İmdat atı Beyaz Kartal’ı çok sever, onunla çok ilgilenirdi. Onun kötürüm haline aldırmaz ona gözü gibi bakardı. Beyaz Kartal’a bu derece düşkün olmasını çevresindekiler garipser onunla alay ederdi.
‘Ne o İmdat bu kötürüm atla hala yarış mı kazanacaksın? Bu atın zamanı geçti, yaşlandı, baksana yürüyemiyor artık onu yılkıya bırak, varsın son demlerini kırda bayırda hür bir şekilde yaşasın, vakti gelince de kurda kuşa yem olsun.’
İmdat insanların bu kadar vefasız olmasına bir anlam veremez ‘İnsan dostunu, sevdiğini, arkadaşını dışarı atar mı? Ben yaşadıkça, Beyaz Kartal yaşadıkça son nefesine kadar ona bakacağım. ’derdi.

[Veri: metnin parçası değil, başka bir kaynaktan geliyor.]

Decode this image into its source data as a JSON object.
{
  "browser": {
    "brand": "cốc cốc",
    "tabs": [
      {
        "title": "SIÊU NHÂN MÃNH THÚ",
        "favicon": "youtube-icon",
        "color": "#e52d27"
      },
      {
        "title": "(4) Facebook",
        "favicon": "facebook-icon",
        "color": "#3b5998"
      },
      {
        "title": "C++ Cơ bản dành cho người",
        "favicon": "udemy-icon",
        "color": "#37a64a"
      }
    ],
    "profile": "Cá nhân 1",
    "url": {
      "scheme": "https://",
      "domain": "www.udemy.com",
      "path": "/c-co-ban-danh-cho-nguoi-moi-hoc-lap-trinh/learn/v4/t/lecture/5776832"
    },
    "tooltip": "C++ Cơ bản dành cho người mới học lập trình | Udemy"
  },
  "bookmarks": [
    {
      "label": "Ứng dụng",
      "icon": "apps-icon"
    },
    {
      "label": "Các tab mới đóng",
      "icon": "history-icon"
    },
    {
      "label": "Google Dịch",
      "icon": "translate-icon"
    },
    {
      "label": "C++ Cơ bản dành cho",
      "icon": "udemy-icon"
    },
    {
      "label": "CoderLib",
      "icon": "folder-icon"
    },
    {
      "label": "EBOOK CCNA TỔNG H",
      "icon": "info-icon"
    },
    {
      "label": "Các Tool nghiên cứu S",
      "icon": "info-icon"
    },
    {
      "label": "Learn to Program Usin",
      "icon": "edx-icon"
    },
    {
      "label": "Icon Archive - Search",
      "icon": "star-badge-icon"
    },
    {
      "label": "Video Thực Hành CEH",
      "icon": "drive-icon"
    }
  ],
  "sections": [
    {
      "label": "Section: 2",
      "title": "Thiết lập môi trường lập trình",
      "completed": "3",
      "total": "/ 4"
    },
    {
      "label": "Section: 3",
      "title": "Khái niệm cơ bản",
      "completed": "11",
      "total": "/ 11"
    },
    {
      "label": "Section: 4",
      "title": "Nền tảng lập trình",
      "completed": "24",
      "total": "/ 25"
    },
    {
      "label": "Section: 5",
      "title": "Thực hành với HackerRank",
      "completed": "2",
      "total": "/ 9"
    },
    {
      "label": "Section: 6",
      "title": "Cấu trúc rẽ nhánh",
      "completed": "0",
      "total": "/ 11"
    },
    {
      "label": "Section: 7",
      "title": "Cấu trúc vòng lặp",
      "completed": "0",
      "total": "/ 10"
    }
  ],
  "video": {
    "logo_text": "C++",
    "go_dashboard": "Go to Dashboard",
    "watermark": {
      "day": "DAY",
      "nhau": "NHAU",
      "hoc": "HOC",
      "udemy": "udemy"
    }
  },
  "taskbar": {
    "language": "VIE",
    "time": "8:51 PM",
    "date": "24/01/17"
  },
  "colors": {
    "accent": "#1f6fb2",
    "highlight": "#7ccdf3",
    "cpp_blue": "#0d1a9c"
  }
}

Toy yarışının başlama noktası Çatal Köprüydü. Yarışmacılar atlarla başlama noktasına doğru yola koyuldular; içlerinde Beyaz Kartal yoktu, hem olsa ne olacak, o artık çok yaşlanmış ve hastaydı. Yarışsa bile yarışı kazanamazdı. Yarışmacılar güle oynaya Çatal Köprüye doğru hareket ettiler, belli bir zaman sonra başlama noktasına vardılar, Beyaz Kartal hala ortalarda görünmüyordu. Beyaz Kartal’ın olmayışı, yarışmada birinci olacak aday yarışmacıların rahat bir nefes almasını sağlamıştı. Oysa İmdat sabah erkenden kalkmış, kendisi önde Beyaz Kartal arkada kimseye görünmeden Çatal Köprüye gelmişti. Çatal Köprü’nün altından Hazara kadar su akardı. İmdat, Çatal Köprünün dingin yerinde Beyaz Kartal’ın bakımını yaptı, yemini verdi, suyunu içirdi, eline aldığı kaşağıyla tüylerini taradı. Evden getirdiği mavi nazar boncukları boynuna, mavi boncuklu gemi de başına giydirdi. İmdat, son olarak da Beyaz Kartal dediği bu atın başını okşadı anlından öptü. Onunla konuşup moral verdi. Beyza Kartal, İmdat’ı anlamış gibiydi gözlerinden yaşlar süzüldü. İmdat, Beyaz Kartalın gözyaşlarını görünce dayanamadı, çok etkilendi, ağlamaya başladı.
Merhametliydi İmdat onu anlamışçasına su içinde duran kaşağıyı aldı atın tutmayan bacağına sürtmeye başladı. Sürtünmenin etkisiyle tutmayan bacağı ısınmaya, damarlarında ki kan hareket etmeye başlamış olacak ki Beyaz Kartal doğruldu yavaş yavaş yürüdü. Başını, İmdat’ın göğsüne doğru sürttü, bunun anlamı sırtıma bin demekti. İmdat talimatı almış gibi bir hücumla Beyaz Kartalın sırtına atladı, köprü altında yürüyüş antrenmanı yapmaya başladı. Beyaz Kartal yürüdükçe ayağı açılıyor, ağrıları geçiyordu.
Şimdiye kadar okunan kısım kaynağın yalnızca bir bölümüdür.